The Help Desk: When it comes to autographs, this author is all thumbs

Every Friday, Cienna Madrid offers solutions to life’s most vexing literary problems. Do you need a book recommendation to send your worst cousin on her birthday? Is it okay to read erotica on public transit? Cienna can help. Send your questions to advice@seattlereviewofbooks.com.

Dear Cienna,

I’ve published a couple of sci-fi novels — probably nothing you’ve heard of. But every once in a while I’ll do a reading, and then comes the time to sign the books. This always stresses me the fuck out.

Cienna, my handwriting is awful, and my signature is ugly. Every time I sign a copy of my book, I feel like I’m defacing it. I’d probably feel more comfortable if someone handed me my book and asked me to burn it.

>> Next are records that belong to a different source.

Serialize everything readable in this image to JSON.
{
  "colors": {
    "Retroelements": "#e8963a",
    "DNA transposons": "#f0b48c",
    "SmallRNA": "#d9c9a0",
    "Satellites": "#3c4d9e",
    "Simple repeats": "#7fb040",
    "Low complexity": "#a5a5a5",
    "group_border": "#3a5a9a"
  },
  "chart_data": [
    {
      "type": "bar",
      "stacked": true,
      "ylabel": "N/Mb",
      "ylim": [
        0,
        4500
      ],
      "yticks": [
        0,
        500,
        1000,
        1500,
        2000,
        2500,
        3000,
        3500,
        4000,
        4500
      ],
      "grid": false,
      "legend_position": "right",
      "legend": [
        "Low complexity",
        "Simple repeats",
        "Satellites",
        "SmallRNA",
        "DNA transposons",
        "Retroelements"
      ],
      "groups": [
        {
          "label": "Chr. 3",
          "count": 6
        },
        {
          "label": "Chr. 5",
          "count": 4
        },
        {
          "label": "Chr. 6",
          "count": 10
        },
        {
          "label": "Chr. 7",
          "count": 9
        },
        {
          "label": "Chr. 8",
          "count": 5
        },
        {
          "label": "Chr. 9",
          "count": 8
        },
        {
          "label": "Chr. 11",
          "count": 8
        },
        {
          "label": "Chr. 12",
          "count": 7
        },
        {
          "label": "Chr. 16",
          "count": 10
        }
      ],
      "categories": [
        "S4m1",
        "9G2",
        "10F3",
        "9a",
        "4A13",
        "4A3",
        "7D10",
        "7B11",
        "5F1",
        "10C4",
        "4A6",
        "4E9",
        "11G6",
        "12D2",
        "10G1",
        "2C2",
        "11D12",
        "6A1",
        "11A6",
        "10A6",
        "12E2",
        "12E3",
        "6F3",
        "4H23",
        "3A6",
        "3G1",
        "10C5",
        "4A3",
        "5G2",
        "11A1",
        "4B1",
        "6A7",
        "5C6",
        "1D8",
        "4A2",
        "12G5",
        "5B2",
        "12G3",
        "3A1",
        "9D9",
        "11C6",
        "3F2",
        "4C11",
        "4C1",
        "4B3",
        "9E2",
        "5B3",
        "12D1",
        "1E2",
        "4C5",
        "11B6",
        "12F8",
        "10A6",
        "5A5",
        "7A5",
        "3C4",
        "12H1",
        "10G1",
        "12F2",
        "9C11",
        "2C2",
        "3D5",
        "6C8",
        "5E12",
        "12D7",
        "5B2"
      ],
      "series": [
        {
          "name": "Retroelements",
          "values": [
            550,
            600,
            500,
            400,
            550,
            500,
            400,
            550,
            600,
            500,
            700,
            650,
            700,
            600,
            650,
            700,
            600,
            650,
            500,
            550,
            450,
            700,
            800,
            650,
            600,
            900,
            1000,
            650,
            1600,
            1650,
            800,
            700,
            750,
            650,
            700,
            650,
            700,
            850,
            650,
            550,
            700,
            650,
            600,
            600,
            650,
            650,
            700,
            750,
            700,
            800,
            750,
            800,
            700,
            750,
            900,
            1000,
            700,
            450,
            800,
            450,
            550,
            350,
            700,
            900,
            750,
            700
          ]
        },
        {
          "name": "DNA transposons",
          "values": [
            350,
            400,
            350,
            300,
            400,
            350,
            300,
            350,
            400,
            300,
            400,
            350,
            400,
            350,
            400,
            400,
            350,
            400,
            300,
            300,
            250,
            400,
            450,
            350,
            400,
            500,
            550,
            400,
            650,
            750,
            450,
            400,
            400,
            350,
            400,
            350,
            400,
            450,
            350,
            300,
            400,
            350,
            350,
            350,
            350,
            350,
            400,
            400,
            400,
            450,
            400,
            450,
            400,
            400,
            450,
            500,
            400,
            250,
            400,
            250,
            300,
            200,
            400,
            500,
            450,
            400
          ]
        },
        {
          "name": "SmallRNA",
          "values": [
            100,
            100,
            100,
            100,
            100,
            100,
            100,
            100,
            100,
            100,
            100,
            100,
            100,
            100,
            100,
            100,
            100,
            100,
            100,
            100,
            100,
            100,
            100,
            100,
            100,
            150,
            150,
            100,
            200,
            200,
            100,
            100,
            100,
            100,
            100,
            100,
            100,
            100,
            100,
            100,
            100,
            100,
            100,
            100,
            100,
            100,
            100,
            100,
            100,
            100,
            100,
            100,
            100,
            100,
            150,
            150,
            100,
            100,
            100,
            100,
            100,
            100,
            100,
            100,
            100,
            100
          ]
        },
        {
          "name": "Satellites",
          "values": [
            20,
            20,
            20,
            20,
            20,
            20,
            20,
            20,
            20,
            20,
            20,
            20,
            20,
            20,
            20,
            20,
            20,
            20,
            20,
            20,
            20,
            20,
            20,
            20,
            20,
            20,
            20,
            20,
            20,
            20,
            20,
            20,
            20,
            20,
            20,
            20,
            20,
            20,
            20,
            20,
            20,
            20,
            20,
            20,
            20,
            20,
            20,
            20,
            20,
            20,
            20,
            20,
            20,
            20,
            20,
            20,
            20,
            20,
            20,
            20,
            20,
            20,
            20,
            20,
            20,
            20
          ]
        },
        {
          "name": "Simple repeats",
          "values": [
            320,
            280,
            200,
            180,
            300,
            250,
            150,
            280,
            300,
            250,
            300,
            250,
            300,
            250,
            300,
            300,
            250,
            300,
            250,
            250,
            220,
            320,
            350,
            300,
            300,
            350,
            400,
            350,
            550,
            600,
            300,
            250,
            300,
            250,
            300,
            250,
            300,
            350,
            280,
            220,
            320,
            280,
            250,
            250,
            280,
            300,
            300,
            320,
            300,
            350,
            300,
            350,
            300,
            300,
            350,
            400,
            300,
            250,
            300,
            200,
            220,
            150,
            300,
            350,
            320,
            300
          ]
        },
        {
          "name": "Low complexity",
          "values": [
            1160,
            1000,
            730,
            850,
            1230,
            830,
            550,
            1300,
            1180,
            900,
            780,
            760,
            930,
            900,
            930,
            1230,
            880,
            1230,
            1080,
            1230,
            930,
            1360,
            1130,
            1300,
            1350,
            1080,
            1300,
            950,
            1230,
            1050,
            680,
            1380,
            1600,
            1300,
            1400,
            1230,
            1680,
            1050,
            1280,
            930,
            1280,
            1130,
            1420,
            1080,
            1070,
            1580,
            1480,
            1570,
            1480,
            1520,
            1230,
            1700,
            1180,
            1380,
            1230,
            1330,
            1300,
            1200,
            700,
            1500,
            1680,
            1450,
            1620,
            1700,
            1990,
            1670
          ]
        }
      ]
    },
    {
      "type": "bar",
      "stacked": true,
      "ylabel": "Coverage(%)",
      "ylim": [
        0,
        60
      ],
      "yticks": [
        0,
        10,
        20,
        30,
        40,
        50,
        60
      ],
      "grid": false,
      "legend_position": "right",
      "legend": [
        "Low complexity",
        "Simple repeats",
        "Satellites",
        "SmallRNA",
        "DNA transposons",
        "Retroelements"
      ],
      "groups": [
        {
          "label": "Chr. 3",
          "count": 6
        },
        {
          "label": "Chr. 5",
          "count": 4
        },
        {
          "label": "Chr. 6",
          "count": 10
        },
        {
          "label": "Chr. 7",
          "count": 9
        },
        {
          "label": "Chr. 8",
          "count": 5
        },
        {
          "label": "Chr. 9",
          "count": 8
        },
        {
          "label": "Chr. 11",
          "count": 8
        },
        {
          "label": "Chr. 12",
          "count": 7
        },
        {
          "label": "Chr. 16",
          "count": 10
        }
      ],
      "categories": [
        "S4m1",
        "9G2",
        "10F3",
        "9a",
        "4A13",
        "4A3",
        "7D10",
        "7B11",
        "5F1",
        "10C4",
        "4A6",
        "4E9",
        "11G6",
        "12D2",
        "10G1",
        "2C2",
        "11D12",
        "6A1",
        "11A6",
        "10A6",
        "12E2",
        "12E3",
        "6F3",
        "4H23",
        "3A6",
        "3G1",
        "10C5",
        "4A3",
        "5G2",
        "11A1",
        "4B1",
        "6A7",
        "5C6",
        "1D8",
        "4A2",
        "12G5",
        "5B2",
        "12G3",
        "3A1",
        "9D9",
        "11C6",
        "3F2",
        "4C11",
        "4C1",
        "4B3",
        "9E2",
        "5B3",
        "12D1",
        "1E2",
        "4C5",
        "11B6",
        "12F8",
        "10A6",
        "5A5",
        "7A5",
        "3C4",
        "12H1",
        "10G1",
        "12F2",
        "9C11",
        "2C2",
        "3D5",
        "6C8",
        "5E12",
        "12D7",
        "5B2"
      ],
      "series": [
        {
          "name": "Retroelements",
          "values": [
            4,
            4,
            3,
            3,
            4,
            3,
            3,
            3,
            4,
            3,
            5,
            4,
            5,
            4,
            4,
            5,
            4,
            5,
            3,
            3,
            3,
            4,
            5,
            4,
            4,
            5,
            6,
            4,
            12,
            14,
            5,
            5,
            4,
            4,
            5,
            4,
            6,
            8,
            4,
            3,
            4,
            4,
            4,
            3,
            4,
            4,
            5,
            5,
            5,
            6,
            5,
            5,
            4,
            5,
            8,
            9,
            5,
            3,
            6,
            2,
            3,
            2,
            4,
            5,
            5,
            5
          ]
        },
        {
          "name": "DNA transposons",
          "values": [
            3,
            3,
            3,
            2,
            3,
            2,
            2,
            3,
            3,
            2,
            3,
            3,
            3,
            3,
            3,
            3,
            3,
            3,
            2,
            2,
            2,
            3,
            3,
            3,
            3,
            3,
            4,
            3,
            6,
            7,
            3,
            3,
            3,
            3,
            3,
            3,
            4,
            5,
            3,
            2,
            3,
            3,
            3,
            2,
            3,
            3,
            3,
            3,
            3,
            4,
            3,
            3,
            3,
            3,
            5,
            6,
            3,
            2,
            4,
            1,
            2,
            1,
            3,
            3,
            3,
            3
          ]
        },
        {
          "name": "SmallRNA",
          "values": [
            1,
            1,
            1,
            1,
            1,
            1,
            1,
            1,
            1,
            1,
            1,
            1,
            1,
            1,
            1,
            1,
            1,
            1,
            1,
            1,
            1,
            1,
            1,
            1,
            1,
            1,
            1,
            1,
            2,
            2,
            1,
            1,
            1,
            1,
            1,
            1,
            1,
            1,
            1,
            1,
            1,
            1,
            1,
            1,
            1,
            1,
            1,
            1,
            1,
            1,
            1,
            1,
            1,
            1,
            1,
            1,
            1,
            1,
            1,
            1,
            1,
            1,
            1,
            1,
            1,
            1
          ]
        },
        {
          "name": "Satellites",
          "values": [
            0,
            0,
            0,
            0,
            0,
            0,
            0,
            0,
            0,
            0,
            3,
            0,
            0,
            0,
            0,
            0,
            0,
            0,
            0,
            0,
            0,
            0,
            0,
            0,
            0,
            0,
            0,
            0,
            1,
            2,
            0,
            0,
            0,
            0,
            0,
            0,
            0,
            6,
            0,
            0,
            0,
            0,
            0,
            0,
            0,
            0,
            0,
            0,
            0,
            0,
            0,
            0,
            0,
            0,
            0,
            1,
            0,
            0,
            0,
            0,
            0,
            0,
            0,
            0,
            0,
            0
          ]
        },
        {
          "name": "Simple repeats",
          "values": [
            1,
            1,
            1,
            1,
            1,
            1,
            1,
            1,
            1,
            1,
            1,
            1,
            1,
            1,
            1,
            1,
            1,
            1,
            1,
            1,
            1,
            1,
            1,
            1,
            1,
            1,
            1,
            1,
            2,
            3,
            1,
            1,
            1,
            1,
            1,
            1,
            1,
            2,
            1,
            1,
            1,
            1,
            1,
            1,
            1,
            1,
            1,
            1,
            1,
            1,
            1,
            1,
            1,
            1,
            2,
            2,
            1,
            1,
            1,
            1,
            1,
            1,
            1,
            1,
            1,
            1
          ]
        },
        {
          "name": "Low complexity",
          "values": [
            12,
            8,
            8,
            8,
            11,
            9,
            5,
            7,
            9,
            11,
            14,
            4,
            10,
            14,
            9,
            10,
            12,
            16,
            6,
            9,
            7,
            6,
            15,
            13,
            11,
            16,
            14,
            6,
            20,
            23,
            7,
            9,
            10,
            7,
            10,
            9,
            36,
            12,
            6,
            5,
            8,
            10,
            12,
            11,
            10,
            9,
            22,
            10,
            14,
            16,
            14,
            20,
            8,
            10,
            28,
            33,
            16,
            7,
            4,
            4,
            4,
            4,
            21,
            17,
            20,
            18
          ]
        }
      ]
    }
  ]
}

I’ve tried to practice my autograph, but that makes me feel like a pretentious jerk and my handwriting just goes back to unreadable anyway. Is there anything I can do about this?

Bob, South Park

Dear Bob,

Perhaps a corpse hand would boost your confidence? Unlike its cruder cousins – the lobster hand and hook for hand – a repurposed corpse hand would complement the mystique of your chosen genre. A writer friend of mine has corpse heels in place of his original ones – they are the consolation prize he won for jumping out of an apartment window onto a school bus because someone dared him to. As far as I can tell, they don't work any better or worse than his original heels but they are now his most popular feature (the parts of him that are alive are swell, too).

I doubt you or your fans would care much about your penmanship if they were given the opportunity to gladhand your corpse hand while earnestly telling you about the subtle inconsistencies they've detected in the worlds you've created. Even just replacing your thumbs for big toes would be a real treat.

So here you go: I dare you to get handsy with a live blender.

If light body modification is beyond the limits of what you're willing to do for your craft, I pity you, but I understand not everyone has what it takes to be successful. If it helps, authors like Kurt Vonnegut and David Sedaris often signed their works with doodles and compliments to their readers instead of signatures, and they seem successful enough.

You could also just bring a pad of ink with you and stamp fans' books with a thumbprint, nullifying the need to write anything at all. That would be novel. It would be more novel if that thumb were also your big toe, but I won't be pushy about it. Your body, your choice.